I am on vacation. I have diligently avoided sitting in front of the computer ever since Barcelona. As I’ve said, I’m doing art: working on one major project , painting a bit – but mainly thinking: projects I’d like to do, approaches I’d like to develop further, meaning of life, future of media, whatever… Working on my life, simply.
And I would have liked to keep it that way. Last night I parked Princess Sophie in Paradiset in the Stockholm Archipelago – appropriately named so – and had some fresh smoked shrimp with white wine on the deck with the family at sunset. It was about as perfect as life gets.
But my mind was elsewhere.
Earlier during the day I’d gotten a phonecall from a colleague and a very good friend mine. The nicest of guy, several kids, just trying to make his living through his pictures. He’d just received a call from Aller (a major magazine publisher in Finland) demanding – well you know, the usual: all the rights now and in the future for all the company’s publications, no compensation for this, legal responsibilities for the photographer, etc. You know the story, the same bullshit the industry has been pushing aggressively for the past year at least.
Actually, I have no complaints about theses “all rights” -agreements. I have several myself, all with a bit different terms – terms we have agreed together. With – I should not say this, but I will – all with financial compensation I can live with.
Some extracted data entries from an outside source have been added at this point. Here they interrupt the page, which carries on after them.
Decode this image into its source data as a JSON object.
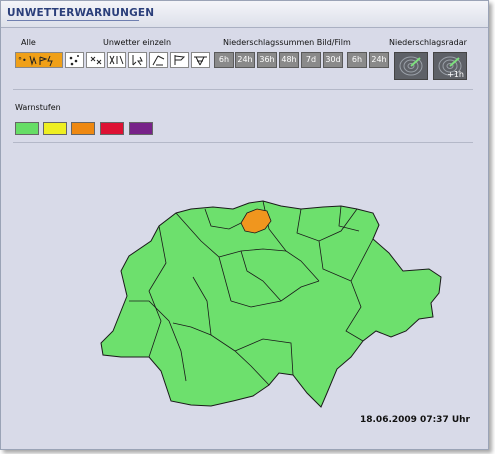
{
  "header": {
    "title": "UNWETTERWARNUNGEN"
  },
  "filters": {
    "all_label": "Alle",
    "single_label": "Unwetter einzeln",
    "precip_label": "Niederschlagssummen Bild/Film",
    "radar_label": "Niederschlagsradar",
    "precip_buttons": [
      "6h",
      "24h",
      "36h",
      "48h",
      "7d",
      "30d"
    ],
    "radar_hour_buttons": [
      "6h",
      "24h"
    ],
    "radar_plus_label": "+1h"
  },
  "levels": {
    "label": "Warnstufen",
    "colors": [
      "#66dd66",
      "#eeee22",
      "#ee8811",
      "#dd1133",
      "#772288"
    ]
  },
  "map": {
    "fill_color": "#6de06d",
    "warning_color": "#f0961e",
    "border_color": "#1a1a1a"
  },
  "footer": {
    "timestamp": "18.06.2009 07:37 Uhr"
  }
}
No, I am not proposing the Sleazeballprize 2010 for that. it’s not the content but the delivery: “You have 48 hours to sign the paper or we will call off all the work we have already agreed on and you will never work for any of our publications again. Ever.”
There is a obvious reason for this hasty approach: during this week all the union lawyers are still on vacation and they have said that they will start dealing with the freelance contracts next week.
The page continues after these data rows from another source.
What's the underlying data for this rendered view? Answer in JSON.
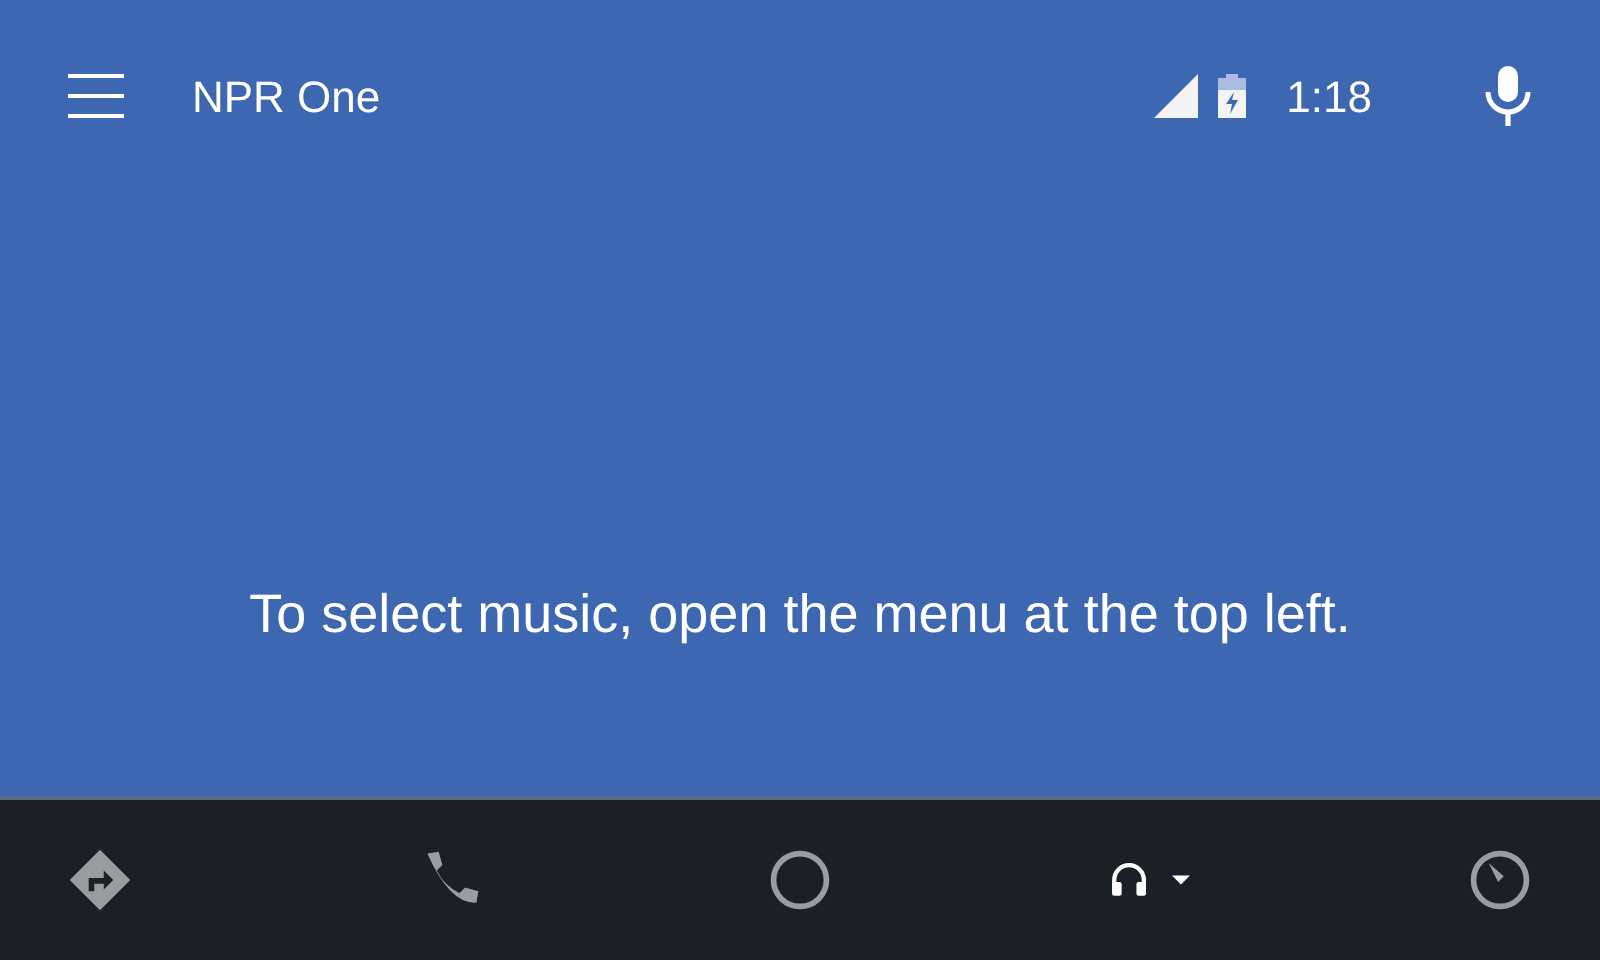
{
  "app_bar": {
    "title": "NPR One",
    "time": "1:18"
  },
  "message": "To select music, open the menu at the top left.",
  "nav_bar": [
    {
      "kind": "navigation",
      "selected": false
    },
    {
      "kind": "phone",
      "selected": false
    },
    {
      "kind": "home",
      "selected": false
    },
    {
      "kind": "audio",
      "selected": true
    },
    {
      "kind": "overview",
      "selected": false
    }
  ]
}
Who in their right mind let’s carbage like that out of their mouth? Whatever the publisher or you boss tell you to do, you really go and repeat it, even if you can taste the pure shit in your mouth? That is pure blackmailing, simple as that, kicking somebody at the moment when they are most vulnerable, lying on the ground . One should go to jail for that.
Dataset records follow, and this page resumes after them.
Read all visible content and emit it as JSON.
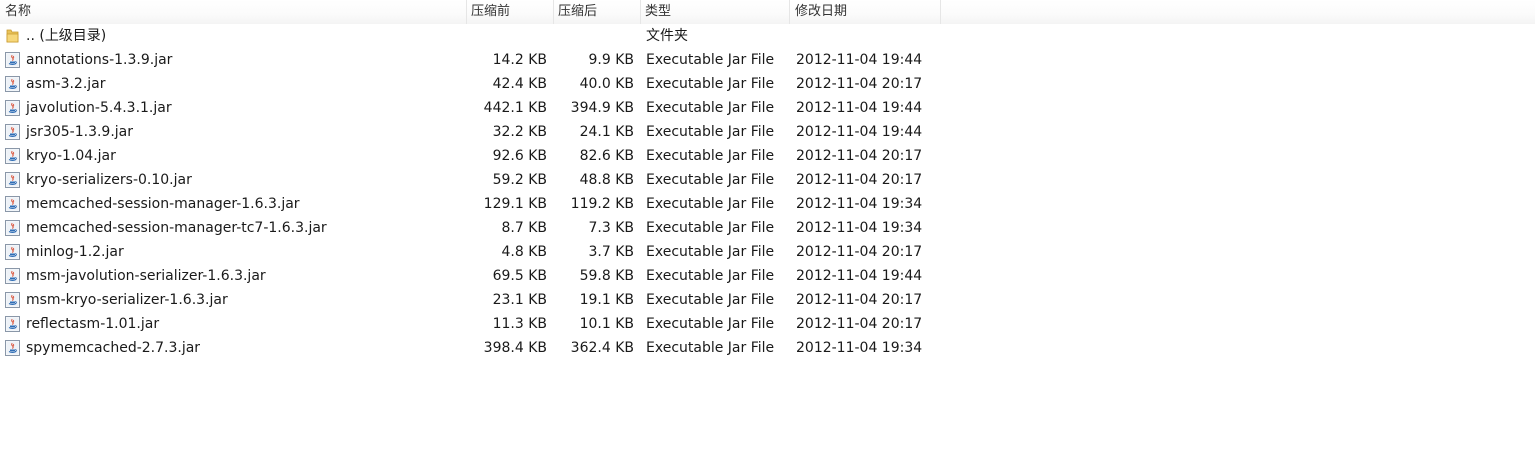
{
  "header": {
    "name": "名称",
    "original_size": "压缩前",
    "compressed_size": "压缩后",
    "type": "类型",
    "modified": "修改日期"
  },
  "parent_row": {
    "name": ".. (上级目录)",
    "type": "文件夹",
    "icon": "folder-icon"
  },
  "files": [
    {
      "name": "annotations-1.3.9.jar",
      "original": "14.2 KB",
      "compressed": "9.9 KB",
      "type": "Executable Jar File",
      "modified": "2012-11-04 19:44",
      "icon": "jar-icon"
    },
    {
      "name": "asm-3.2.jar",
      "original": "42.4 KB",
      "compressed": "40.0 KB",
      "type": "Executable Jar File",
      "modified": "2012-11-04 20:17",
      "icon": "jar-icon"
    },
    {
      "name": "javolution-5.4.3.1.jar",
      "original": "442.1 KB",
      "compressed": "394.9 KB",
      "type": "Executable Jar File",
      "modified": "2012-11-04 19:44",
      "icon": "jar-icon"
    },
    {
      "name": "jsr305-1.3.9.jar",
      "original": "32.2 KB",
      "compressed": "24.1 KB",
      "type": "Executable Jar File",
      "modified": "2012-11-04 19:44",
      "icon": "jar-icon"
    },
    {
      "name": "kryo-1.04.jar",
      "original": "92.6 KB",
      "compressed": "82.6 KB",
      "type": "Executable Jar File",
      "modified": "2012-11-04 20:17",
      "icon": "jar-icon"
    },
    {
      "name": "kryo-serializers-0.10.jar",
      "original": "59.2 KB",
      "compressed": "48.8 KB",
      "type": "Executable Jar File",
      "modified": "2012-11-04 20:17",
      "icon": "jar-icon"
    },
    {
      "name": "memcached-session-manager-1.6.3.jar",
      "original": "129.1 KB",
      "compressed": "119.2 KB",
      "type": "Executable Jar File",
      "modified": "2012-11-04 19:34",
      "icon": "jar-icon"
    },
    {
      "name": "memcached-session-manager-tc7-1.6.3.jar",
      "original": "8.7 KB",
      "compressed": "7.3 KB",
      "type": "Executable Jar File",
      "modified": "2012-11-04 19:34",
      "icon": "jar-icon"
    },
    {
      "name": "minlog-1.2.jar",
      "original": "4.8 KB",
      "compressed": "3.7 KB",
      "type": "Executable Jar File",
      "modified": "2012-11-04 20:17",
      "icon": "jar-icon"
    },
    {
      "name": "msm-javolution-serializer-1.6.3.jar",
      "original": "69.5 KB",
      "compressed": "59.8 KB",
      "type": "Executable Jar File",
      "modified": "2012-11-04 19:44",
      "icon": "jar-icon"
    },
    {
      "name": "msm-kryo-serializer-1.6.3.jar",
      "original": "23.1 KB",
      "compressed": "19.1 KB",
      "type": "Executable Jar File",
      "modified": "2012-11-04 20:17",
      "icon": "jar-icon"
    },
    {
      "name": "reflectasm-1.01.jar",
      "original": "11.3 KB",
      "compressed": "10.1 KB",
      "type": "Executable Jar File",
      "modified": "2012-11-04 20:17",
      "icon": "jar-icon"
    },
    {
      "name": "spymemcached-2.7.3.jar",
      "original": "398.4 KB",
      "compressed": "362.4 KB",
      "type": "Executable Jar File",
      "modified": "2012-11-04 19:34",
      "icon": "jar-icon"
    }
  ]
}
If I called up somebody and to speed up our business interaction would spice it with “you know, I know which school your kids go to…” or “I know you live in a beautiful wooden house, I’m sure you have a good fire alarm installed…” what would be the difference? Yes, mine would be a direct threat deserving a criminal charge… yet, at the times like this, they sound awfully alike, don’t you think?
If I were working for a publisher and given no choice but to propose something like that I’d just quit myself. I’m not the most handsome guy, but I still like to take a look in the mirror occasionally and silently approve what I see. There is a limit each and everyone should allow themselves to be pushed. Yes, obviously I don’t have that problem – and as I don’t work for Aller either – it’s easy for me to tell them kiss my ass.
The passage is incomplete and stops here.